Google has historically taken an approach to privacy and property rights that can be called cavalier at best. Whether its secretly capturing data from unsecured WiFi networks, uploading books without permission, or using personal data to launch a new social platform without users’ permission Google has seemingly held privacy in low regard.
In fact, Google has become a juggernaut in the Internet advertising and search markets by capturing and using the personal data of every person who uses any Google product. Every Gmail sent, every Google search and every GoogleDoc created are stored on Google’s servers–forever. This massive cache of data enables Google to create consumer profiles and behavioral models that are highly valued by advertisers.

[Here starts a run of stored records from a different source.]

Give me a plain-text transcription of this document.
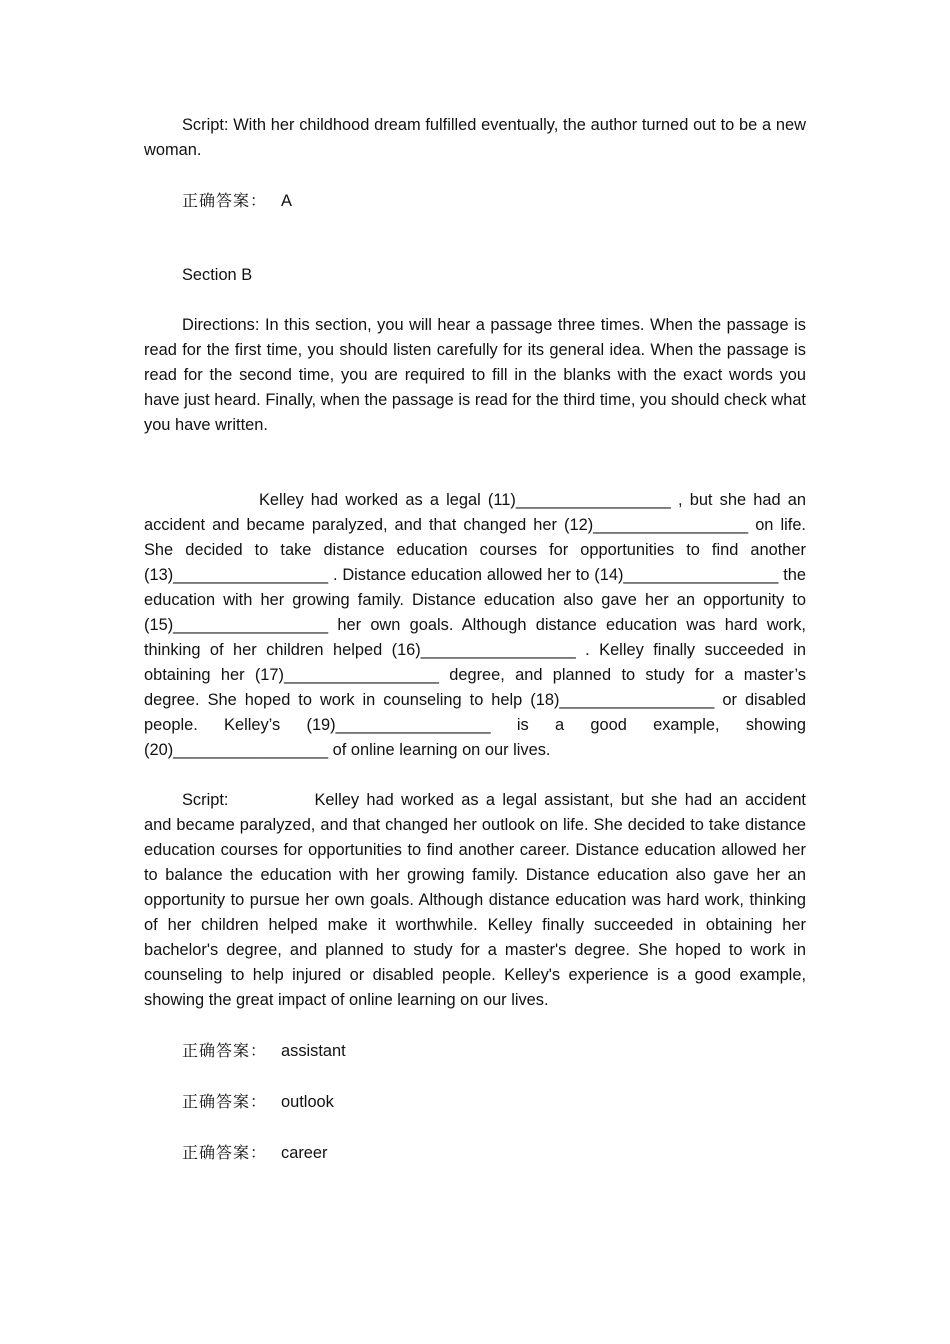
Script: With her childhood dream fulfilled eventually, the author turned out to be a new woman.

正确答案： A

Section B

Directions: In this section, you will hear a passage three times. When the passage is read for the first time, you should listen carefully for its general idea. When the passage is read for the second time, you are required to fill in the blanks with the exact words you have just heard. Finally, when the passage is read for the third time, you should check what you have written.

Kelley had worked as a legal (11)_________________ , but she had an accident and became paralyzed, and that changed her (12)_________________ on life. She decided to take distance education courses for opportunities to find another (13)_________________ . Distance education allowed her to (14)_________________ the education with her growing family. Distance education also gave her an opportunity to (15)_________________ her own goals. Although distance education was hard work, thinking of her children helped (16)_________________ . Kelley finally succeeded in obtaining her (17)_________________ degree, and planned to study for a master’s degree. She hoped to work in counseling to help (18)_________________ or disabled people. Kelley’s (19)_________________ is a good example, showing (20)_________________ of online learning on our lives.

Script:	Kelley had worked as a legal assistant, but she had an accident and became paralyzed, and that changed her outlook on life. She decided to take distance education courses for opportunities to find another career. Distance education allowed her to balance the education with her growing family. Distance education also gave her an opportunity to pursue her own goals. Although distance education was hard work, thinking of her children helped make it worthwhile. Kelley finally succeeded in obtaining her bachelor's degree, and planned to study for a master's degree. She hoped to work in counseling to help injured or disabled people. Kelley's experience is a good example, showing the great impact of online learning on our lives.

正确答案： assistant

正确答案： outlook

正确答案： career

Google has made billions peaking behind your curtains or as Schmidt calls it get ting “right up to the creepy line” and then using what they find there. But now that Congress and potentially the FTC is poking around their curtains, Google seems to suddenly value privacy.
Google’s change of heart is even more ironic when you consider the advice Eric Schmidt offered in December 2009 in response to those expressing privacy concerns in relation to the government:
“If you have something that you don’t want anyone to know, maybe you shouldn’t be doing it in the first place. If you really need that kind of privacy, the reality is that search engines–including Google–do retain this information for some time and it’s important, for example, that we are all subject in the United States to the Patriot Act and it is possible that all that information could be made available to the authorities.”
Google’s seeming reluctance to have their top executives testify as executives from so many other companies have done in the past leaves the impression that there is something they don’t want us to know. Which of course begs the question: what is it they shouldn’t have been doing in the first place?